As an example, imagine a company running two plants that perform the same tasks in different parts of the world where the seasons differ. If the first plant were to optimize its winter operations to adjust for changing demand or environmental effects on equipment performance while it is still summer time for the second plant, the data gathered from the initiative could later be used to model a similar repeat transition and maintain a more consistent product output across locations.
Such data aggregation trends speak to a world where plant data is increasingly shipped upward to the enterprise level to be mined for new aggregate insights—a prospect that would be impossible without sensor level data. With much of industry moving into a landscape of tightening margins, cutting costs and squeezing new efficiencies out of production may be the new normal. As a result, smart sensors capable of providing richer data will almost certainly continue to play a role in the transition to Industry 4.0.
Moving forward, artificial intelligence (AI) and machine learning could be the next major frontier. Data is the key to enabling the algorithms that drive these breakthroughs, and more is never enough. Hence, as sensors become more ubiquitous, multi-modal, and precise, the storehouses of data needed to nourish burgeoning AI applications will only grow.

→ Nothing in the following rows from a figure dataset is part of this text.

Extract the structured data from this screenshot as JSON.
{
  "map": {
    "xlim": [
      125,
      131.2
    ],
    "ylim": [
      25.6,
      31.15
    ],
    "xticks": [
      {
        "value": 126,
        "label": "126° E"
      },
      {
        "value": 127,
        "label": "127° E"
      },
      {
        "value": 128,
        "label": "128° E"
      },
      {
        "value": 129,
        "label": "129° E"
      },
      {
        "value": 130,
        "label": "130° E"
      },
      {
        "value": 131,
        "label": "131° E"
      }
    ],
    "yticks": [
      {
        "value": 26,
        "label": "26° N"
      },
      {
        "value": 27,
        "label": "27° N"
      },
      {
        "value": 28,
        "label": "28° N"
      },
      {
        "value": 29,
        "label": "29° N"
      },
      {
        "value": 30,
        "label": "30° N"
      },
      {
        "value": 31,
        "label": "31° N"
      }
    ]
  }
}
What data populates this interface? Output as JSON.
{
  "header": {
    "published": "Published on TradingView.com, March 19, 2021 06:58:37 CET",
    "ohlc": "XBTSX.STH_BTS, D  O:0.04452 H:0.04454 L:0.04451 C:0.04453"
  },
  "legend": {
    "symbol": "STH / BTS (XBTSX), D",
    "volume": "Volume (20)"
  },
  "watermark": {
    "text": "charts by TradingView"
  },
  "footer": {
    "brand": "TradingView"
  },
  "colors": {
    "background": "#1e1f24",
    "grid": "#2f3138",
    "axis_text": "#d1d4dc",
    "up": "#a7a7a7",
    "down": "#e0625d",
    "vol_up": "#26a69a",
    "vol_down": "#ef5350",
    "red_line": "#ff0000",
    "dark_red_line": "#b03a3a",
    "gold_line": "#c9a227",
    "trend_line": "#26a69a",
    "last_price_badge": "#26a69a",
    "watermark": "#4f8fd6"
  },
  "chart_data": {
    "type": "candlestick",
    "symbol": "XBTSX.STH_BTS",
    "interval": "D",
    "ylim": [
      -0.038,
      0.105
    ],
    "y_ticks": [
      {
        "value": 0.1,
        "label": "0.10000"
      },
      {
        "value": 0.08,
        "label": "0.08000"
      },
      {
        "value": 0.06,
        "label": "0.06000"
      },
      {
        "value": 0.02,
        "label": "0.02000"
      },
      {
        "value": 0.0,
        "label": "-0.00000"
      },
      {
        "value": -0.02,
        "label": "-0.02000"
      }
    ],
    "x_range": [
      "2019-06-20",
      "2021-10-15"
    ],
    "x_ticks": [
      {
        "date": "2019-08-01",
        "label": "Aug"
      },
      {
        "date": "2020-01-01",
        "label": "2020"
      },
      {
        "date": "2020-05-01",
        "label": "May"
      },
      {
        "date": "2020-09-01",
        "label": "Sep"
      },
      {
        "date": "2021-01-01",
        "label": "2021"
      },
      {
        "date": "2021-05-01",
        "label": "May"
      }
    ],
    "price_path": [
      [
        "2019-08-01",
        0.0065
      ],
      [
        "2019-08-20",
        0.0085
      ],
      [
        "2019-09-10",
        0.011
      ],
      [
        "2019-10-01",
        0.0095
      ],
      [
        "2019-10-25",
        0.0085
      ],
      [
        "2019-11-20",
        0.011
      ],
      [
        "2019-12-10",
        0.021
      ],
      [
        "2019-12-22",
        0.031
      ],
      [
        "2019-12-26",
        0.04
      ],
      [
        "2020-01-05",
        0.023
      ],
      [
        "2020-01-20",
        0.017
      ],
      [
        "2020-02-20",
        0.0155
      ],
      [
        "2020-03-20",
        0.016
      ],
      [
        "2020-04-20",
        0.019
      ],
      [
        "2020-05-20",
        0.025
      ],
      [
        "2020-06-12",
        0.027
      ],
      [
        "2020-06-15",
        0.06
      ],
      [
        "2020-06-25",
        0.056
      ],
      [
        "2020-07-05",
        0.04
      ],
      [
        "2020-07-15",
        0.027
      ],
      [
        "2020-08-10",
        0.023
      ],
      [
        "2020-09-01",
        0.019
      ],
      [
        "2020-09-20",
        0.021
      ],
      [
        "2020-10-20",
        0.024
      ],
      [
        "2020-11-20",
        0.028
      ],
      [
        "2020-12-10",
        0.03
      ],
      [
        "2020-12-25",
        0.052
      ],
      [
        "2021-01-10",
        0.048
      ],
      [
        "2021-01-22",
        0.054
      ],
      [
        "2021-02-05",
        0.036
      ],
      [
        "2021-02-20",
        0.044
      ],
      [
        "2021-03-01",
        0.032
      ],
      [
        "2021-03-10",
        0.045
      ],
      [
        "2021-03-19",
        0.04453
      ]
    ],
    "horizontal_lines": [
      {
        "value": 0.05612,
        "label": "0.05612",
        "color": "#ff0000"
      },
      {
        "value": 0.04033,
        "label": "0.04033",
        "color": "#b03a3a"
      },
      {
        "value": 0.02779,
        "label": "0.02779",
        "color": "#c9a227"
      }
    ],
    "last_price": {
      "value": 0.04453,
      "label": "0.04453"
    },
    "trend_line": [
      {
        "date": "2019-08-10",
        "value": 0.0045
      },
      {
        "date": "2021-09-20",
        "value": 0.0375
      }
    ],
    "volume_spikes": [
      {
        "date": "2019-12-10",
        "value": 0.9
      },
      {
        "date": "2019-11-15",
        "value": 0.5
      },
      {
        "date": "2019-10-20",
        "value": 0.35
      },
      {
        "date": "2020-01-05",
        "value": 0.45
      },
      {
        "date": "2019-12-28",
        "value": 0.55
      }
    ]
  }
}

“Right now, we implement sensors and then data analysts have to look through all of the data gathered, determine what it means, and then program the system so that it knows what to do,” Koch says. “As we move toward [greater use of] artificial intelligence, we’ll start to see self-learning algorithms that help us to move away from that long learning stage. You’ll buy a sensor, plug it in, and it will learn what the processes are, learn what is good and bad, all on its own.”
As for the hurdles that remain, growing quantities of available data may turn out to be a double-edged sword. While this surplus of information can enable unprecedented coordination and efficiency, dealing with it may prove overwhelming for many. With hundreds of sensors providing new readings every millisecond, terabytes of data could be created in mere days. Sorting, analyzing, and finding ways to use this data will be a tall order indeed.
Still, the emergence and accelerating deployment of smart sensor technology is just one more promising step along the road to the full realization of Industry 4.0.